L'issue est incertaine, car personne ne peut vous promettre la guérison. On a beau disposer d'un excellent pronostic, il n'atteint jamais le 100% de réussite assurée, et, de surcroît, la malchance a quant à elle toujours de quoi se tailler une place dans les % restants. En cela, le cancer, soyons franc, c'est comme jouer à la roulette, mais à la roulette russe, celle où la mort peut être au rendez-vous. Les seules différences sont que la gâchette est déjà actionnée qu'on le veuille ou non, et que la proportion de balles par rapport aux espaces vides dans le barillet peut varier. Mais il y en a toujours au moins une, c'est certain (elle peut même être à retardement, comme une bombe avec une minuterie). L'optimisme total n'est donc pas permis. Comment prendre ce jeu avec sérénité? Imaginons trois possibilités à cet effet, quitte à être un peu didactique (de toute façon, la maladie est déjà enseignante en elle-même: elle se charge déjà à elle seule de nous en apprendre pas mal sur la vie).
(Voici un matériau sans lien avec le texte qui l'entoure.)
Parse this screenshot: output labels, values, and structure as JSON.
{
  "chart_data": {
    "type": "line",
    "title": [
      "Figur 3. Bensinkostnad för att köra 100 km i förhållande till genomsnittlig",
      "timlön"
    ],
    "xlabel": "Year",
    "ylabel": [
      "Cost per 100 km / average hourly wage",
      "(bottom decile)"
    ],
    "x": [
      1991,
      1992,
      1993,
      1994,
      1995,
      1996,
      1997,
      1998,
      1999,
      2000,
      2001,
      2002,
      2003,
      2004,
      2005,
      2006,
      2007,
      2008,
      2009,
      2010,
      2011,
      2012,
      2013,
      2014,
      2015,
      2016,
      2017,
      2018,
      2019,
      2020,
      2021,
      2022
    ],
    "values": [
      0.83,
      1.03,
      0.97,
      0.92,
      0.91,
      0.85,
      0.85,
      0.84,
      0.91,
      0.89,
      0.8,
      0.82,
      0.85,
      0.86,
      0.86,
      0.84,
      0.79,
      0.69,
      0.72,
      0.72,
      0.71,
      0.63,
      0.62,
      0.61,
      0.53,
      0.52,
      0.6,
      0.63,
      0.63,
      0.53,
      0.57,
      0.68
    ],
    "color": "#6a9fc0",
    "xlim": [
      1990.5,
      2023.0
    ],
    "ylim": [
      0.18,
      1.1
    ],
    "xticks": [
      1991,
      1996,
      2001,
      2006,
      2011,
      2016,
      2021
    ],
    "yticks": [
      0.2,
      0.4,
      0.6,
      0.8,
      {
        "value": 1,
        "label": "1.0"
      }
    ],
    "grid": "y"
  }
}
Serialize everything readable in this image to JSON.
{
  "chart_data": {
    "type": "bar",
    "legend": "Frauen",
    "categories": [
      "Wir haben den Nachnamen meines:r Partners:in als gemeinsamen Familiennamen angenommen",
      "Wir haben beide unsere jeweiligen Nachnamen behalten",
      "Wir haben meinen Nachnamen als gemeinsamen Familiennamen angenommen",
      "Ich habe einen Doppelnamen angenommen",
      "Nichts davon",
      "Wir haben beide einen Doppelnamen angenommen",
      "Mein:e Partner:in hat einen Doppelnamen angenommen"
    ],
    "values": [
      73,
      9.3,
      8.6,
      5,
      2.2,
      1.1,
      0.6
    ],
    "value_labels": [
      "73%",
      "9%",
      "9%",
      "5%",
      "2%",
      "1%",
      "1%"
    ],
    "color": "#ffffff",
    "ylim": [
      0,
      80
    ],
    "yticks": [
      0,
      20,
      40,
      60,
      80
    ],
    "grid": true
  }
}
Premièrement, ou bien la perspective de guérison est presque nulle... Dans ce cas, pour ne pas sombrer dans le total désespoir, on peut se dire sans se tromper qu'il y a toujours une balle au moins qui manque dans le fusil que représente une maladie potentiellement mortelle et que miser sur elle n'est pas plus irrationnel que de jouer à la loto quand les chances sont à 14 millions contre un comme le font quotidiennement bien des gens... De plus, le jour où on me dirait que je n'ai plus aucune chance de guérison, je serais content de le savoir afin de pouvoir ajuster en conséquence le temps qu'il me resterait à vivre; je sais même où j'irais finir mes jours avant d'entrer en soins palliatifs (un magnifique village perché sur la Côte amalfitaine au sud de l'Italie, d'où la Méditerranée et ses rivages rocailleux et ses côtes plantées de citronniers se contemplent en contre-plongée). Il y a des moments qui valent une éternité et j'en déjà vécus là. De toute façon, la vie éternelle, si elle existait, ne serait pas la vie. Il faut mourir, car où serait le plaisir pour un pur esprit? Vivre sans un corps sensible au vent ne m'intéresse pas vraiment.
Deuxièmement, et c'est bien plus probable statistiquement, il est possible que le pronostic soit moyen, c'est-à-dire toujours inquiétant évidemment, mais pas désespérant. Et bien, dans ce cas, je crois que ce ne serait pas pire que d'avoir l'âge moyen de mourir. Le jour de mes 80 ans, si c'est encore à ce moment l'âge moyen du décès pour les hommes, je ne me sentirai pas plus mal ou plus angoissé que la veille. Ça ne demeure qu'une question de chiffres et, tant que les conséquences concrètes n'apparaissent pas dans ma vie, ça ne me fait pas plus souffrir ou jouir que de voir un montant ou l'autre dans mon compte de banque: ce n'est que virtuel et, de dépasser la moyenne, je ne m'en ferai certainement pas une maladie!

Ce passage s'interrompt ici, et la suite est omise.